Repeatable build for Lambda Layers in monorepo with Yarn Workspaces

Question

I have pretty big monorepo, managed solely by Yarn Workspaces (no Lerna). One of the packages ("workspaces") contains a set of 3rd party NodeJS packages that we use as a shared layer for our Lambda functions, collected as dependencies in package.json of this package. Build script for this package is supposed to collect all dependencies in a zip file that will be later published by Terraform. Unfortunately, Yarn cannot build single workspace from the monorepo, so we have to use NPM directly.

Currently we do roughly the following -

1. copy package.json to a build folder
2. run npm install --production in this folder
3. zip the resulting node_modules tree

My main problem with this approach (besides mixing the build tools) is that the build is not repeatable - each time we run npm install we may get newer compatible version of any dependent package, since the version is "locked" by Yarn in the top-level yarn.lock file and NPM (obviously) is not aware about it.

I'm pretty sure we are not alone in this boat. Are there any better approaches available?

Answer 1

It appears that while Yarn hoists all the dependencies to the node_modules of the top-level workspace, you can explicitly opt-out from this behavior for some dependencies - or, in my case, for all dependencies of the given workspace.
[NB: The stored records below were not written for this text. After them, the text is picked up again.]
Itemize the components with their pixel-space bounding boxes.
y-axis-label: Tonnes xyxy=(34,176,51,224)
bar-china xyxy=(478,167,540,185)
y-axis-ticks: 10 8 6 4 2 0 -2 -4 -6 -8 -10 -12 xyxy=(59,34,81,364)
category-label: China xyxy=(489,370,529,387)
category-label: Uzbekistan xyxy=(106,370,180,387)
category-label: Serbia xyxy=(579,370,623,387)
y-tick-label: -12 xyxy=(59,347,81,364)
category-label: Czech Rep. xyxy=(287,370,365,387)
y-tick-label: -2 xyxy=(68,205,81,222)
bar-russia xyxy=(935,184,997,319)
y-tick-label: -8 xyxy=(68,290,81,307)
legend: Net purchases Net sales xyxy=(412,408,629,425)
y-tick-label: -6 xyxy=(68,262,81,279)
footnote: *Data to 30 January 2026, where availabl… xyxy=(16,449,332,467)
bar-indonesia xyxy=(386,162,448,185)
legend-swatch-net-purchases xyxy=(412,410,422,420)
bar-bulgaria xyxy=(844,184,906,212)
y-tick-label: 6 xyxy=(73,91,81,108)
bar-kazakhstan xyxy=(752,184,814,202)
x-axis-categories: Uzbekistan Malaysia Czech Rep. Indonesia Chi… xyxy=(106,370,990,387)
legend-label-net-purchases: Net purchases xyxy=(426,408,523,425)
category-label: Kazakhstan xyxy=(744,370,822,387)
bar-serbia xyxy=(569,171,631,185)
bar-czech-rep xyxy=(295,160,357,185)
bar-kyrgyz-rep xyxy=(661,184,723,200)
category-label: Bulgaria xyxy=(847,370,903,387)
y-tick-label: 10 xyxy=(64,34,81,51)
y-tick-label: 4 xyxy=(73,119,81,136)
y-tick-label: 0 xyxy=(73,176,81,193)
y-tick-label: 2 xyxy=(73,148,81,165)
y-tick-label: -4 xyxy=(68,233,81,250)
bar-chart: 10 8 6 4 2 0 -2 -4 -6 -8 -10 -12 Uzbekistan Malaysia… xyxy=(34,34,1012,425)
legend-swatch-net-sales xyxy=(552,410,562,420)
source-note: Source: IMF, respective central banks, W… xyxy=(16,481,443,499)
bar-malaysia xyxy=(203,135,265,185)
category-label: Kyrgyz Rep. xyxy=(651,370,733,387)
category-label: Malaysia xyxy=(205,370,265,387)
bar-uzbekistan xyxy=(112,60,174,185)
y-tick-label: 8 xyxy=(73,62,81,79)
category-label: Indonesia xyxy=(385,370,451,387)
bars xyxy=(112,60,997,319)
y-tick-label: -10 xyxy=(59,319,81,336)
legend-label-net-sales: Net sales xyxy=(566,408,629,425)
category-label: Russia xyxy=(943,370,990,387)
Yarn Workspaces configuration before:

"workspaces": [
  "packages/*"
]

Yarn Workspaces configuration after the change, assuming Lambda Layer dependencies are collected under common-lambda workspace:

"workspaces": {
  "packages": [
    "packages/*"
  ],
  "nohoist": [
    "common-lambda/**"
  ]
}

After this change packages/common-lambda/node_modules will contain proper versions of all the dependencies to be packaged as Lambda Layer.

Note that nohoist array should contain workspace name (including namespace where applicable) and not workspace folder.